Re: Most common substring
by Thelonius (Priest) on Jul 28, 2003 at 19:23 UTC
    If it's too big to fit in memory, my choice would be to use an external sort (e.g. the unix sort command). Write all the substring to a file, then "sort | uniq -c | sort -rn".

    That's the whole program.

Re: Most common substring
by sgifford (Prior) on Jul 28, 2003 at 20:40 UTC

    If everything is a digit, you can use an array instead of a hash to store the counts. In some quick tests, that uses about a third as much memory.
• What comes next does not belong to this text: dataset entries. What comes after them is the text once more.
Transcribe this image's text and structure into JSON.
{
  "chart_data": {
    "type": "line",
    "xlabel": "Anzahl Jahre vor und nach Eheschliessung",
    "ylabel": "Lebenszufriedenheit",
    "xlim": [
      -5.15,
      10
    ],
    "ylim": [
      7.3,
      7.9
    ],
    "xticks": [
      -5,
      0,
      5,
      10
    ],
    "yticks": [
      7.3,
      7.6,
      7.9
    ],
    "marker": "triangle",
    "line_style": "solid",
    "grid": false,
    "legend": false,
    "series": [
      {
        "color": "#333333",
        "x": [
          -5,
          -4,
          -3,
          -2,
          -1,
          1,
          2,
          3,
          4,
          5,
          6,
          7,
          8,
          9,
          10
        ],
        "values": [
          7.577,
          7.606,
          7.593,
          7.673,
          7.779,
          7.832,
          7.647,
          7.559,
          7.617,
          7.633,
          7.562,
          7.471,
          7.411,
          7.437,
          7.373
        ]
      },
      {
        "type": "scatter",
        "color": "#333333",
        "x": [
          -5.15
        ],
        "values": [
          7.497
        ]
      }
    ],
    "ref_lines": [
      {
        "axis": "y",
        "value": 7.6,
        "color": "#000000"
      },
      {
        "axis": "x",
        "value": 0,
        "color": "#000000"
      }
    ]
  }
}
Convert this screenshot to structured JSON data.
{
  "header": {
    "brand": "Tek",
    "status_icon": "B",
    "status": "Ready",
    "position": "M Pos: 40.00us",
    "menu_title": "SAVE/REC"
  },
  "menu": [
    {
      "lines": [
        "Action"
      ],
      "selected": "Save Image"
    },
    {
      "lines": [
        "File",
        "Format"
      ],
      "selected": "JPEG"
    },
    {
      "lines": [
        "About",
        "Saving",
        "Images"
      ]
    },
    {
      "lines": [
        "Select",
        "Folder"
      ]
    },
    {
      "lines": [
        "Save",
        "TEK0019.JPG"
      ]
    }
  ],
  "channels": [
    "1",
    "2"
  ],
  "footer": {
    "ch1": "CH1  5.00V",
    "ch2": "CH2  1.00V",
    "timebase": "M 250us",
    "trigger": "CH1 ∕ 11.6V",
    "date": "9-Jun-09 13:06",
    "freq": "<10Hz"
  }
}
But even using a hash, storing all possible 5-digit patterns only takes about 9MB, so no matter how you do it the 2nd approach is very tempting.

    Using numbers instead of strings also lets you switch to the next number with multiply, modulus, and addition operators, which may be faster than manipulating strings.

Re: Most common substring
by halley (Prior) on Jul 28, 2003 at 20:49 UTC

    Typical language analysis goes with your Option #2. I think I'll submit a code snippet which I used on some texts to extend some Moby Project results.

    I'm not sure what you'd accomplish with the Option #3. You say you want to find the most common substring, but then your #3 says you'd mask out all occurrences of the most common "word." Don't you need to solve the question before you can perform that work? And secondly, if you wanted the second-most-common substring, is masking out the topmost common substrings going to be what you want?

    off the record, heretofore, the officer found that in the theater of war, one hath need of a weatherproof theory of games

    Now, remove substring 'he' and you won't find 'the'. Remove 'of' and you won't find 'off'. Is this effect intentional in your search? (Sorry, I couldn't contrive an example with overlapping 5-character snippets.)

    --
    [ e d @ h a l l e y . c c ]

      Thanks all -- it appears my second approach is by consensus the most efficient. Option three never really took form in my head properly, and apparently won't work the way I was hoping. This has been extremely helpful!